Turn down

It only takes one, single loud noise to damage the ears permanently.

According the National Institute of Deafness and Communication Disorders, more than 26 million Americans have hearing loss that may have been caused by exposure to loud noises. This growing public health concern is termed noise-induced hearing loss.

Chris Moleski, a parent and infant provider through the Florida School for the Deaf and the Blind, said youth are prone to NIHL.

“It’s been found that teens and children usually listen to devices at louder volume levels than adults,” Moleski said.

Catherine Johnson, an audiologist at the Florida State University Speech and Hearing Clinic, said because iPods and other mp3 devices are being listened to at loud volumes, more cases of NIHL are appearing.

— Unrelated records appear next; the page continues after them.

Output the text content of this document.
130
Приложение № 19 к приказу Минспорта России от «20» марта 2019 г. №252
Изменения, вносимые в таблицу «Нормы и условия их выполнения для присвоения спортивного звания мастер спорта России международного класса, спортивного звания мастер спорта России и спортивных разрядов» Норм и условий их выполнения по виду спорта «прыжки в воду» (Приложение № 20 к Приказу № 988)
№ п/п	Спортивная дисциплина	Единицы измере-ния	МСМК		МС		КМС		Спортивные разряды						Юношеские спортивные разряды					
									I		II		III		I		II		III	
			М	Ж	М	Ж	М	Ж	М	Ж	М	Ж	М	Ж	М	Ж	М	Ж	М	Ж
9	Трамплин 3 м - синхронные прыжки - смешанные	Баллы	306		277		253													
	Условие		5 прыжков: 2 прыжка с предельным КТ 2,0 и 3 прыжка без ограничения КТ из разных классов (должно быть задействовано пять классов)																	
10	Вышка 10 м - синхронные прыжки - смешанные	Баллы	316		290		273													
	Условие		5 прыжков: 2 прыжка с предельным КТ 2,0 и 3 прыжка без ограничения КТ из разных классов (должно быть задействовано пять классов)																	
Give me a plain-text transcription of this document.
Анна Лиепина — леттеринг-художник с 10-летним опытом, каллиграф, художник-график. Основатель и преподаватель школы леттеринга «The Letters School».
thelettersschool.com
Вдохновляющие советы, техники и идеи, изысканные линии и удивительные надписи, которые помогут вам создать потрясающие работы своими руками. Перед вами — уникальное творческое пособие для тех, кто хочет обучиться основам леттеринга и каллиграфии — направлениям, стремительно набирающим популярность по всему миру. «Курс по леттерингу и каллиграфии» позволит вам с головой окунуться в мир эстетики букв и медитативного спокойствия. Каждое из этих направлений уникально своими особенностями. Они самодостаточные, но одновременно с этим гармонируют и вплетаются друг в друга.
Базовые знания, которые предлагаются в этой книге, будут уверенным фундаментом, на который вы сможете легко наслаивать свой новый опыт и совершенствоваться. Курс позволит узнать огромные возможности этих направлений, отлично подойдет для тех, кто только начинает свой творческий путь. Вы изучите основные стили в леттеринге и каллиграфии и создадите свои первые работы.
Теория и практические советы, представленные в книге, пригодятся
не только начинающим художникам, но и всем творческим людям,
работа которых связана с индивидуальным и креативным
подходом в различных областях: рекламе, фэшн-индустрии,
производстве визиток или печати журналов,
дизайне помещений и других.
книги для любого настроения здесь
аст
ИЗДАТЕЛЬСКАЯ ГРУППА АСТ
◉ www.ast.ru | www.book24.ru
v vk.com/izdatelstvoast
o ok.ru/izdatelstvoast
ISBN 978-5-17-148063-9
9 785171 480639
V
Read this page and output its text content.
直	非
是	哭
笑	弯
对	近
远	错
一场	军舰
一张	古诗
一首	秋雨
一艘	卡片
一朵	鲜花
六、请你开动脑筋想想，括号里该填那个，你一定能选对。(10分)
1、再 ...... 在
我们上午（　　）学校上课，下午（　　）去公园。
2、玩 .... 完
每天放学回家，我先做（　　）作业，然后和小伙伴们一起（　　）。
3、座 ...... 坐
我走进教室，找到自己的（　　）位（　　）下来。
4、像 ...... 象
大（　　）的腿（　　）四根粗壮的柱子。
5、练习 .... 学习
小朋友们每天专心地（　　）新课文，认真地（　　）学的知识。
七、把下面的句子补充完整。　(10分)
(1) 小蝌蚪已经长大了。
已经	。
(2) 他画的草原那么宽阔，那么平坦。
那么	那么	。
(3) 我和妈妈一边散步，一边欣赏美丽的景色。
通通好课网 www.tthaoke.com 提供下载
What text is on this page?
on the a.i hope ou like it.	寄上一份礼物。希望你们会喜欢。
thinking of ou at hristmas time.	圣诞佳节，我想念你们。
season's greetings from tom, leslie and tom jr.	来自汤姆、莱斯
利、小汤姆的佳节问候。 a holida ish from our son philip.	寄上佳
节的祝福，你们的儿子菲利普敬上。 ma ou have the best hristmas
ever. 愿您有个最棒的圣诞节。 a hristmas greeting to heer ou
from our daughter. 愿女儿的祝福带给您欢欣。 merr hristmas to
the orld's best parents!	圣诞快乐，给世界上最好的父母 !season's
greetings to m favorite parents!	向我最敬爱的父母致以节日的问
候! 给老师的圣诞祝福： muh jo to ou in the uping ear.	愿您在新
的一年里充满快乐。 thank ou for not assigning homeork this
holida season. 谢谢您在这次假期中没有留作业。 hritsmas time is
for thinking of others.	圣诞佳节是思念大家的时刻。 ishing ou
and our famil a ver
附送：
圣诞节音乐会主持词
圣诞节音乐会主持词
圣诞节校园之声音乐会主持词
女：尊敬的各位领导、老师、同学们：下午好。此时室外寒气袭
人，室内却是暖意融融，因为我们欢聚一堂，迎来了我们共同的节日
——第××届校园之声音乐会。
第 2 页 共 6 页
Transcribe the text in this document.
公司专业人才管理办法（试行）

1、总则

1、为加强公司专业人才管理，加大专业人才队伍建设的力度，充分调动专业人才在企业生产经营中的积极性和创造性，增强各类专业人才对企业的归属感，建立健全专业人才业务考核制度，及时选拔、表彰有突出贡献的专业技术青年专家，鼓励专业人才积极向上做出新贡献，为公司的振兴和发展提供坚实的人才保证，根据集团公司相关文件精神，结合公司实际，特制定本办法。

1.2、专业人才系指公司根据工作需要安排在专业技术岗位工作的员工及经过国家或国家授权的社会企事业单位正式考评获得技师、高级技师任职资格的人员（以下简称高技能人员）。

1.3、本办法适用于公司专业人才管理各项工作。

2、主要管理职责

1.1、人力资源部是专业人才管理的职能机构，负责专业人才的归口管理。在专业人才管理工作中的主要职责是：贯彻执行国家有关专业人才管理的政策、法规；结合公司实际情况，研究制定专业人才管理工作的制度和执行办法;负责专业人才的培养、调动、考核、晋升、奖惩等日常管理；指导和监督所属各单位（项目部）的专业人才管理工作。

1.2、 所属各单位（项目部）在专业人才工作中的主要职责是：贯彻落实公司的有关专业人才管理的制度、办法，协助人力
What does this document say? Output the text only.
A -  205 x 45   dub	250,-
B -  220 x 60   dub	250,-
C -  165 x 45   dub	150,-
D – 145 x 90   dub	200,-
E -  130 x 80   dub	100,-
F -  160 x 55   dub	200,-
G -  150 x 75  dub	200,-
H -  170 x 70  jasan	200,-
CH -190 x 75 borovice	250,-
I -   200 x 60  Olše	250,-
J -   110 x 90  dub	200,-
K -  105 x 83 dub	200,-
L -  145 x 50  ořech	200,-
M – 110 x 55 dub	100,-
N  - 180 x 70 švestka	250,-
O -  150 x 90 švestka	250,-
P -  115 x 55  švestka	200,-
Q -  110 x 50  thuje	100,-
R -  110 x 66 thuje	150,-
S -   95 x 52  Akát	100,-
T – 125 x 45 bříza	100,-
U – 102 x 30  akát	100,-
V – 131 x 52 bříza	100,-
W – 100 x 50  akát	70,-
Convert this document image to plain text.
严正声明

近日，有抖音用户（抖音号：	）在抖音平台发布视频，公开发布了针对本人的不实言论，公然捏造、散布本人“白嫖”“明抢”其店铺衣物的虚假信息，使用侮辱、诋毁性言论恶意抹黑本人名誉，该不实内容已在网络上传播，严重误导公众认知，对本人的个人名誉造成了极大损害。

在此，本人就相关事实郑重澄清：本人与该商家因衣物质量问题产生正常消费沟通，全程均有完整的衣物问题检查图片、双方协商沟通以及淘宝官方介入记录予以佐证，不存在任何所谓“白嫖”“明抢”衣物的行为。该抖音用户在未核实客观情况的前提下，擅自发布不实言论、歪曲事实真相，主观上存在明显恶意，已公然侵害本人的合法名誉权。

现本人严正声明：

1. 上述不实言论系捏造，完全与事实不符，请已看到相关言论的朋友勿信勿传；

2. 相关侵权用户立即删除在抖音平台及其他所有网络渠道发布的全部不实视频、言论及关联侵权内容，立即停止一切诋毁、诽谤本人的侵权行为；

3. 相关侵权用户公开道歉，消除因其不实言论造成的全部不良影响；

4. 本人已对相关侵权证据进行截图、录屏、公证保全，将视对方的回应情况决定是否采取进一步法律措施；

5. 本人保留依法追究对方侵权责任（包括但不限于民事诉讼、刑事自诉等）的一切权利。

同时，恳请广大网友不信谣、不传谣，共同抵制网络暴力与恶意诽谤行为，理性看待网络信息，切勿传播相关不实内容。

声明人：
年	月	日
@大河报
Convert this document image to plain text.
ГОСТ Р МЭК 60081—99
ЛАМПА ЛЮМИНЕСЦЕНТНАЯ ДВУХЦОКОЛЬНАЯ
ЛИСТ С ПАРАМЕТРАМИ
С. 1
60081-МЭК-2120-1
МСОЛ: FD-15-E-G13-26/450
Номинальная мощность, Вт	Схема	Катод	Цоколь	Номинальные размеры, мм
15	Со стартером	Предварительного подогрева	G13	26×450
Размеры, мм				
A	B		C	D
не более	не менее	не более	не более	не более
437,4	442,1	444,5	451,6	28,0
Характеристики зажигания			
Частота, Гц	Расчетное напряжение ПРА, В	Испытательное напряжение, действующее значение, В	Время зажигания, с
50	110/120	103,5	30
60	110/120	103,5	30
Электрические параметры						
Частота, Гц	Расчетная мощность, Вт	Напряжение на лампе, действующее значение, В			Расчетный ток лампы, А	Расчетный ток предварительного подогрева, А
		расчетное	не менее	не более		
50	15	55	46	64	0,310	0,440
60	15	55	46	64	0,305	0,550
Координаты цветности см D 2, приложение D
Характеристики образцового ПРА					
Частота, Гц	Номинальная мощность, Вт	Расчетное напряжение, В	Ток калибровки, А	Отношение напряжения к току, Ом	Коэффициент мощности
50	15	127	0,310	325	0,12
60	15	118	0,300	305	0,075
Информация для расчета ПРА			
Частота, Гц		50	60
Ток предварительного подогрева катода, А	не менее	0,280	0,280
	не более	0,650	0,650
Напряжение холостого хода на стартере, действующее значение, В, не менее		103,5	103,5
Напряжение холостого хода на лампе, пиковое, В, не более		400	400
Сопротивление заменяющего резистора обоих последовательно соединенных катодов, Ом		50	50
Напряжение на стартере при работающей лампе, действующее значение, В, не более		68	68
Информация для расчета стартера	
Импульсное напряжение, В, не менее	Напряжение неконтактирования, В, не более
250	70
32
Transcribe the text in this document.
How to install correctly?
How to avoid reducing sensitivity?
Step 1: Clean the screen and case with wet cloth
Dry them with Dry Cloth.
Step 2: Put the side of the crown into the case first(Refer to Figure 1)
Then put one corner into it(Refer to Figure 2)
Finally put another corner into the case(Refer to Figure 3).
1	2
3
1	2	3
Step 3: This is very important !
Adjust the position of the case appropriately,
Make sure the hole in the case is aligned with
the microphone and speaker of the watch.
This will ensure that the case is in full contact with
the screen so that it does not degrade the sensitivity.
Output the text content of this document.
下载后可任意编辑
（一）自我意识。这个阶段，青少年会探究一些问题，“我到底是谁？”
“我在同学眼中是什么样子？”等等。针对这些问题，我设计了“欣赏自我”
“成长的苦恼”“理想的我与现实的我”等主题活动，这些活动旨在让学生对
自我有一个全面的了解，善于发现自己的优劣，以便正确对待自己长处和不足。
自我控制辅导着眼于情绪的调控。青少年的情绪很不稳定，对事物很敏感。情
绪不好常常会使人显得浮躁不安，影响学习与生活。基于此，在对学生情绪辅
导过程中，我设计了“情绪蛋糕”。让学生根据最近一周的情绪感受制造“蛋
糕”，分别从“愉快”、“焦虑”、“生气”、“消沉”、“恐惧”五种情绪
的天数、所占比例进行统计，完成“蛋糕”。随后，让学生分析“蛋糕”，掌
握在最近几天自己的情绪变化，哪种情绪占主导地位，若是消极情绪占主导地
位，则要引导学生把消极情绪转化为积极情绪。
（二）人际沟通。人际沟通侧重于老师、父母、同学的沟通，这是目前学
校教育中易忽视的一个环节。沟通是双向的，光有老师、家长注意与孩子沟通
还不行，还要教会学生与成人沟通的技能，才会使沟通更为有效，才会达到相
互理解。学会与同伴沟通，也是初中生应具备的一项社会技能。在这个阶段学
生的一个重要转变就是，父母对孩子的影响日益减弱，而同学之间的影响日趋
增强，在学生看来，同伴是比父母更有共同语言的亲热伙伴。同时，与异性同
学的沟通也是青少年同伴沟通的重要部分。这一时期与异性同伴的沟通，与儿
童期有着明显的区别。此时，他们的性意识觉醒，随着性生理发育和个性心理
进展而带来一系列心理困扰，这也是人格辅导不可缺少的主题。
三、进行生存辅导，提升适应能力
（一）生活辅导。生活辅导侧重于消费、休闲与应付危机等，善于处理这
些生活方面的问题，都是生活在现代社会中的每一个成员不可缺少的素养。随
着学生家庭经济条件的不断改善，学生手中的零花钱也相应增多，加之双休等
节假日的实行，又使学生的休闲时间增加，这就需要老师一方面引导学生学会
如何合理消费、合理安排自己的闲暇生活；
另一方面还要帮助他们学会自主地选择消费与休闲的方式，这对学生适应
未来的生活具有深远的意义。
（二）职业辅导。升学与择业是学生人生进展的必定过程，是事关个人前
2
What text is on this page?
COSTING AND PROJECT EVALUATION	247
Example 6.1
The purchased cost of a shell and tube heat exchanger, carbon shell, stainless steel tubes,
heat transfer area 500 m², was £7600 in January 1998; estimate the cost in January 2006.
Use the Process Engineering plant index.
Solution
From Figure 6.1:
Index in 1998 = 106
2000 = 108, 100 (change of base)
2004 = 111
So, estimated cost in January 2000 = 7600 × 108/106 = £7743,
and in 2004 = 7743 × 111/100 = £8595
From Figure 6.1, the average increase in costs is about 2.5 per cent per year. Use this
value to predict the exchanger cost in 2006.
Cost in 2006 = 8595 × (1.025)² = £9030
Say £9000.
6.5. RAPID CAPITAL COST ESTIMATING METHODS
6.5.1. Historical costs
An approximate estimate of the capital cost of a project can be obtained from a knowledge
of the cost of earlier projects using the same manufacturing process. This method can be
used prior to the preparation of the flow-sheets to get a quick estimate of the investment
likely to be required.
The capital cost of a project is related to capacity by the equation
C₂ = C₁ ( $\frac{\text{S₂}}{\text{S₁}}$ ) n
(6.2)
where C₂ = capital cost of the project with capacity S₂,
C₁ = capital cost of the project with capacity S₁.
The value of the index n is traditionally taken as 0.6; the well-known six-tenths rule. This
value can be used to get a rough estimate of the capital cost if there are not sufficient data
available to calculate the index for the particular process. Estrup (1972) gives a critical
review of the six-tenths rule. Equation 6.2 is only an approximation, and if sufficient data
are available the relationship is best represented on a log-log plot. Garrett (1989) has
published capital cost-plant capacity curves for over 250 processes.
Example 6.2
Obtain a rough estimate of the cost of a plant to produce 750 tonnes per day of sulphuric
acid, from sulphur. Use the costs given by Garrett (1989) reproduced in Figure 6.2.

“There’s this huge influx of hearing losses that weren’t even present before and now they are,” Johnson said.

A study performed by teachers in India at Bharti Vidyapeeth Dental College focused on 150 students. In this study, 112 students had been exposed to loud music on a normal basis. Out of those 112 students, 16 students were diagnosed with NIHL.

Jennifer Richter, a speech and language pathology FSU graduate student, said prolonged exposure to loud music could result in NIHL.

“If you’re exposed to 80 decibels or higher of noise [on a routine basis], you are increasing your risk of noise-induced hearing loss,” Richter said. “Examples of noises that are 80 decibels or higher are lawnmowers and rock concerts.”

Once NIHL occurs, it’s unable to be cured-but it can be prevented.

“A good rule of thumb for everyone to follow is the ’60/60′ rule, which means you use only 60 percent of the device’s volume level for no more than 60 minutes at a time,” Moleski said. “Then, give your ears a break for 60 minutes.”

Moleski also said it’s important to wear earplugs, noise-cancelling headphones or some sort of protective hearing device when engaged in loud activity.